Transportation carbon intensity targets for the European Union: Road and aviation sectors
Increasing the use of renewable transport fuels is a key element of the European Union’s (EU) decarbonization goals in the “Fit for 55” package released in July, 2021. The European Commission’s proposal for a revision of the Renewable Energy Directive introduces a 13% greenhouse gas (GHG) intensity reduction target for the EU transport fuels mix by 2030, along with subtargets for advanced renewable fuel technologies. The Commission has also proposed a 5% target for sustainable aviation fuels (SAF) in 2030 as part of its ReFuel EU regulation. These new targets will require dramatic change within the renewable fuels industry, including the rapid development of new technologies that have not yet been commercialized.
This consultant study introduces a partial equilibrium model to project the mix of renewable fuels most likely to be used to comply with the Commission’s set of proposed targets for the road and aviation sectors. The Commission also proposed a 6% GHG intensity reduction target for maritime fuels as part of its Fuels EU Maritime regulation, but that is outside the scope of this study. The model represents a market in which obligated parties may trade GHG reduction credits generated from the use of renewable fuel and use those GHG reduction credits to achieve compliance with the policy targets. The model finds the most cost-effective solution for obligated parties. This study reports the resulting mix of renewable fuels used for compliance, the GHG credit price, overall costs of the policies, and overall GHG impacts. This study also assesses 9 other scenarios representing modifications that could be made to the Commission’s proposals.

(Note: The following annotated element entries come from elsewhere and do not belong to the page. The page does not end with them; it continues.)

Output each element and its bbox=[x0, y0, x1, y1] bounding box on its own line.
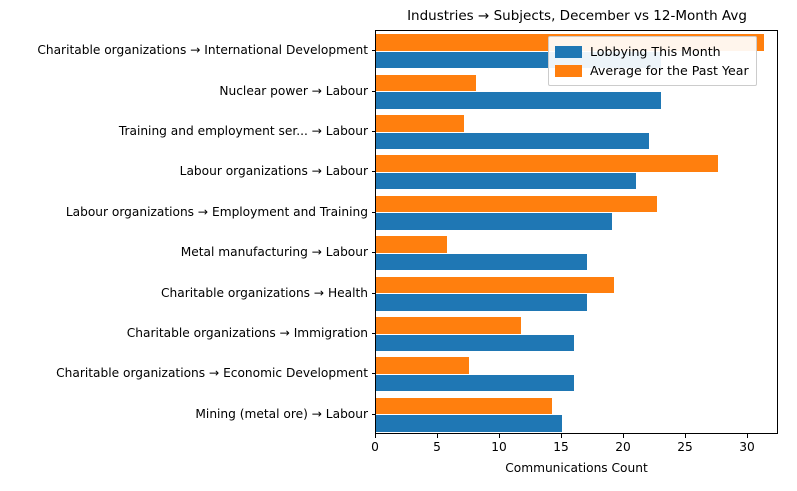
y-axis-tick-label: Training and employment ser... → Labour bbox=[118, 123, 368, 138]
bar-average-past-year bbox=[376, 195, 658, 213]
y-axis-tick-mark bbox=[371, 90, 376, 92]
y-axis-tick-label: Charitable organizations → Economic Deve… bbox=[56, 366, 368, 381]
legend-label: Average for the Past Year bbox=[590, 63, 749, 78]
x-axis-tick-mark bbox=[437, 434, 439, 438]
legend-item[interactable]: Lobbying This Month bbox=[555, 42, 749, 61]
x-axis-tick-label: 15 bbox=[553, 440, 569, 454]
y-axis-tick-label: Charitable organizations → Health bbox=[161, 285, 368, 300]
x-axis-title: Communications Count bbox=[505, 461, 648, 475]
y-axis-tick-mark bbox=[371, 413, 376, 415]
y-axis-tick-label: Mining (metal ore) → Labour bbox=[195, 406, 368, 421]
bar-average-past-year bbox=[376, 276, 615, 294]
bar-average-past-year bbox=[376, 236, 447, 253]
plot-area bbox=[375, 30, 778, 434]
x-axis-tick-label: 10 bbox=[491, 440, 507, 454]
bar-lobbying-this-month bbox=[376, 253, 587, 271]
x-axis-tick-label: 25 bbox=[677, 440, 693, 454]
x-axis-tick-label: 0 bbox=[371, 440, 379, 454]
bar-lobbying-this-month bbox=[376, 374, 575, 392]
y-axis-tick-mark bbox=[371, 50, 376, 52]
x-axis-tick-label: 20 bbox=[615, 440, 631, 454]
bar-average-past-year bbox=[376, 397, 553, 415]
bar-average-past-year bbox=[376, 74, 477, 92]
page-title: Industries → Subjects, December vs 12-Mo… bbox=[407, 8, 747, 24]
bar-average-past-year bbox=[376, 155, 719, 172]
y-axis-tick-label: Metal manufacturing → Labour bbox=[180, 244, 368, 259]
bar-average-past-year bbox=[376, 317, 522, 334]
y-axis-tick-mark bbox=[371, 171, 376, 173]
y-axis-tick-label: Charitable organizations → Immigration bbox=[126, 325, 368, 340]
y-axis-tick-label: Nuclear power → Labour bbox=[219, 83, 368, 98]
x-axis-tick-mark bbox=[561, 434, 563, 438]
legend-label: Lobbying This Month bbox=[590, 44, 721, 59]
chart-legend[interactable]: Lobbying This Month Average for the Past … bbox=[548, 36, 757, 86]
legend-item[interactable]: Average for the Past Year bbox=[555, 61, 749, 80]
y-axis-tick-mark bbox=[371, 373, 376, 375]
bar-lobbying-this-month bbox=[376, 294, 587, 311]
y-axis-tick-mark bbox=[371, 211, 376, 213]
bar-lobbying-this-month bbox=[376, 92, 662, 109]
y-axis-tick-mark bbox=[371, 131, 376, 133]
x-axis-tick-mark bbox=[685, 434, 687, 438]
y-axis-tick-mark bbox=[371, 292, 376, 294]
y-axis-tick-label: Labour organizations → Employment and Tr… bbox=[65, 204, 368, 219]
bar-average-past-year bbox=[376, 115, 465, 132]
bar-average-past-year bbox=[376, 357, 469, 374]
y-axis-tick-mark bbox=[371, 333, 376, 335]
legend-swatch-orange bbox=[555, 64, 582, 77]
x-axis-tick-mark bbox=[499, 434, 501, 438]
x-axis-tick-mark bbox=[623, 434, 625, 438]
x-axis-tick-mark bbox=[375, 434, 377, 438]
y-axis-tick-mark bbox=[371, 252, 376, 254]
bar-lobbying-this-month bbox=[376, 172, 637, 190]
legend-swatch-blue bbox=[555, 45, 582, 58]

By comparing results from the different scenarios, shown in the Table below, this study has several findings relevant to the ongoing policy process as the European Parliament and Council both consider changes to the “Fit for 55” package. The study finds that a GHG intensity reduction target results in greater GHG benefits and a lower cost of carbon abatement compared to a renewable energy target. Importantly, it finds that higher targets do not necessarily increase climate benefits because they incentivize greater amounts of high-GHG fuels, such as soy biofuel, when indirect land use change emissions are considered. The highest GHG savings and the lowest cost of carbon abatement are realized when all food-based biofuels are excluded, and when this exclusion also applies to food-based biofuels grown as intermediate crops. Renewable fuel policy is complex, and the impacts of potential policy changes are not always obvious. This study seeks to untangle these impacts in order to inform policymakers and stakeholders about the consequences of various policy options.